MAJOR SPOILER ALERTS for “The Last of Us: Part I” and “The Last of Us: Part II”.
You have been warned.
In an earlier blog post, I wrote about the fallout of a long term friendship resulting from the manipulations of my ex-boyfriend and the colossal argument that followed. Since writing that post, I thought a bit about her. I didn’t want to admit it, but I missed her. The problem was I couldn’t trust her. At first, I thought the issue was all the nasty things she called me in the argument. It took a while to figure out the real issue was her friendship with my ex-boyfriend.
I could probably forgive all those things she said in the argument, but I had lost trust in her after I found she told my ex things about me (after being told not to do so) and was still willing to believe him and giving him the benefit of the doubt despite proving multiple times how much of a manipulative, lying scumbag he is.
My husband was pushing me to make amends with her and that she was willing to make things right. Eventually, I realized I wanted to try to resume our friendship, but I insisted on some boundaries. I stipulated that we couldn’t be friends unless she cut off all contact with him and never have anything to do with my ex ever again or else our friendship will be done for good. It maybe sounds drastic, but she had shown me that I couldn’t trust her as a friend as long as she associated herself with him.

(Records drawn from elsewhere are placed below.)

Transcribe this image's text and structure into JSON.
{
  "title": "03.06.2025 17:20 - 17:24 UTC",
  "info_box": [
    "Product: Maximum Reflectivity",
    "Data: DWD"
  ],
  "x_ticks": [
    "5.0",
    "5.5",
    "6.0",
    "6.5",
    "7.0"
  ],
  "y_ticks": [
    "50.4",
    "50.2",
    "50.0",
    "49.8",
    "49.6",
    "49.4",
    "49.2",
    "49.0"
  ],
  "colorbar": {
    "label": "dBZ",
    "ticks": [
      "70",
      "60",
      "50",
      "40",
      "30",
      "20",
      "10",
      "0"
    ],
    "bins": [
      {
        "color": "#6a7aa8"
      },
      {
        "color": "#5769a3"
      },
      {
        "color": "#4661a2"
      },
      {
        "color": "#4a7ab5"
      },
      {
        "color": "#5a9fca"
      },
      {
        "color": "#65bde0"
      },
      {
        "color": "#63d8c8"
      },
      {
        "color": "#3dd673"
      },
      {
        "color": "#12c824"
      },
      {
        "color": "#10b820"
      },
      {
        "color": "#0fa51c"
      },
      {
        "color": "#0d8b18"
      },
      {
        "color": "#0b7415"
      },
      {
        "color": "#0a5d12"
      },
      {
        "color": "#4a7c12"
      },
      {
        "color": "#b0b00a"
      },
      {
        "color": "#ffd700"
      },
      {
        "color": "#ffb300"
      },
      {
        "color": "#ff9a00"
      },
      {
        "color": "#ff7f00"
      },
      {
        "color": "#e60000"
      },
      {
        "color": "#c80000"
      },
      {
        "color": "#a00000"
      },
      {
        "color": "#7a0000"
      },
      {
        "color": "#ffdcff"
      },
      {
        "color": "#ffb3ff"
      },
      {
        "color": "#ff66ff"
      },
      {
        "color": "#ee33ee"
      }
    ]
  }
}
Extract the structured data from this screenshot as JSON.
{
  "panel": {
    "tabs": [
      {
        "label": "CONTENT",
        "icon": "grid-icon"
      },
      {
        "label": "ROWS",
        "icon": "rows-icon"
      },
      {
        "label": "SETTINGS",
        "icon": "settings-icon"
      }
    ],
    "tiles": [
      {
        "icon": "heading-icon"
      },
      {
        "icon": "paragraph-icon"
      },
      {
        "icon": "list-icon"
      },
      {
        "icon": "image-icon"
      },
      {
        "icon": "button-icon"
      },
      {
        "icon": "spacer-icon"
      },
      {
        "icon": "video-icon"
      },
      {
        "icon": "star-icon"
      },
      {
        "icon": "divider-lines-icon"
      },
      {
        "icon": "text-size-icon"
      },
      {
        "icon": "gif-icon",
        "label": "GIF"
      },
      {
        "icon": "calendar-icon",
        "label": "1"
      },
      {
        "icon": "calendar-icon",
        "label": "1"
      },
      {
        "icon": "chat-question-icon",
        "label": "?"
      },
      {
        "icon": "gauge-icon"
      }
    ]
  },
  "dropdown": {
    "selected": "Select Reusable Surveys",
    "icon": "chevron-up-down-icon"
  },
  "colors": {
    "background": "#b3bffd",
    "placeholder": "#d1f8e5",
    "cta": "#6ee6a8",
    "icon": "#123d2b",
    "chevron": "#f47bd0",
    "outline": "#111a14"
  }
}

Surprisingly, she agreed. She apparently didn’t even tell him she was blocking him into oblivion. I suppose it was easy for her to ghost him considering my ex hadn’t spoken to her in several months due to throwing one of his classic pity parties where he feels sorry for himself and refuses to speak to anyone—just like he did over a year ago when we had our big fight.
Even after making up, I was still a little apprehensive about talking with her. When she expressed plans to visit the area, the idea of hanging out with her filled me with anxiety and I didn’t want to see her. I thought I had missed her and here I was trying to avoid her.
A few days after she cut off all contact with my ex for the sake of repairing a friendship, The Last of Us Part II came out.
To summarize the previous game, Joel is tasked with bringing Ellie to a rebel militia called the Fireflies, who hope Ellie’s immunity to the Cordyceps fungus that plagues humanity will help create a vaccine. When they finally reach the Fireflies, Ellie is prepped for surgery and Joel is informed that creating a vaccine will involve removing the infected portion of Ellie’s brain. Refusing to let Ellie to die, Joel fights his way to the operating room, kills the lead surgeon, carries Ellie out of the hospital, kills the leader of the Fireflies, and drives back to his brother’s settlement. Joel lies to Ellie when she wakes up, claiming the Fireflies found other immune people like her but failed at creating a vaccine so they stopped trying.
Part II takes place a few years after the first game. Joel is brutally murdered by Abby within the opening hours of the game while Ellie watches helplessly. Ellie swears revenge and hunts for Abby.
As the game progresses, it becomes less clear as to why Ellie wants to avenge Joel’s death. In a series of flashbacks leading up to the end of the game, Ellie questions what was told to her for a couple years and it leads to the end of her relationship with Joel once he finally admits he hadn’t been truthful. One flashback is from the night before Joel is murdered and Ellie is still extremely bitter towards Joel even though he came to her defense after a homophobic drunk calls her a “loudmouth dyke”. Why would Ellie want to avenge Joel’s death if she felt so negatively about him?
Ellie nearly gets her revenge at the end of the game, but ultimately lets Abby go when she recalls a glimpse of a memory of Joel. The full flashback reveals that Ellie went to Joel’s house almost immediately after the incident at the bar. After Ellie expresses frustration that she felt her life would have mattered if she had been allowed to die in that hospital for the creation of a vaccine and Joel took that away from her, she says something that was rather enlightening:
“I just…I don’t think I can ever forgive you for that. …But I would like to try.”
But I would like to try.
It brought a lot of perspective to the game’s themes of revenge and forgiveness, but also to me wanting to try trusting someone who hadn’t been my friend for the past year. It doesn’t mean I’m going to put up with toxicity and I will absolutely stand by my word that our friendship is finished if she ever choses to have anything to do with my ex-boyfriend. But something about Ellie admitting she would want to try to forgive Joel helped me feel less apprehensive about repairing things with my own friend and at least get over the hurt feelings enough to see her.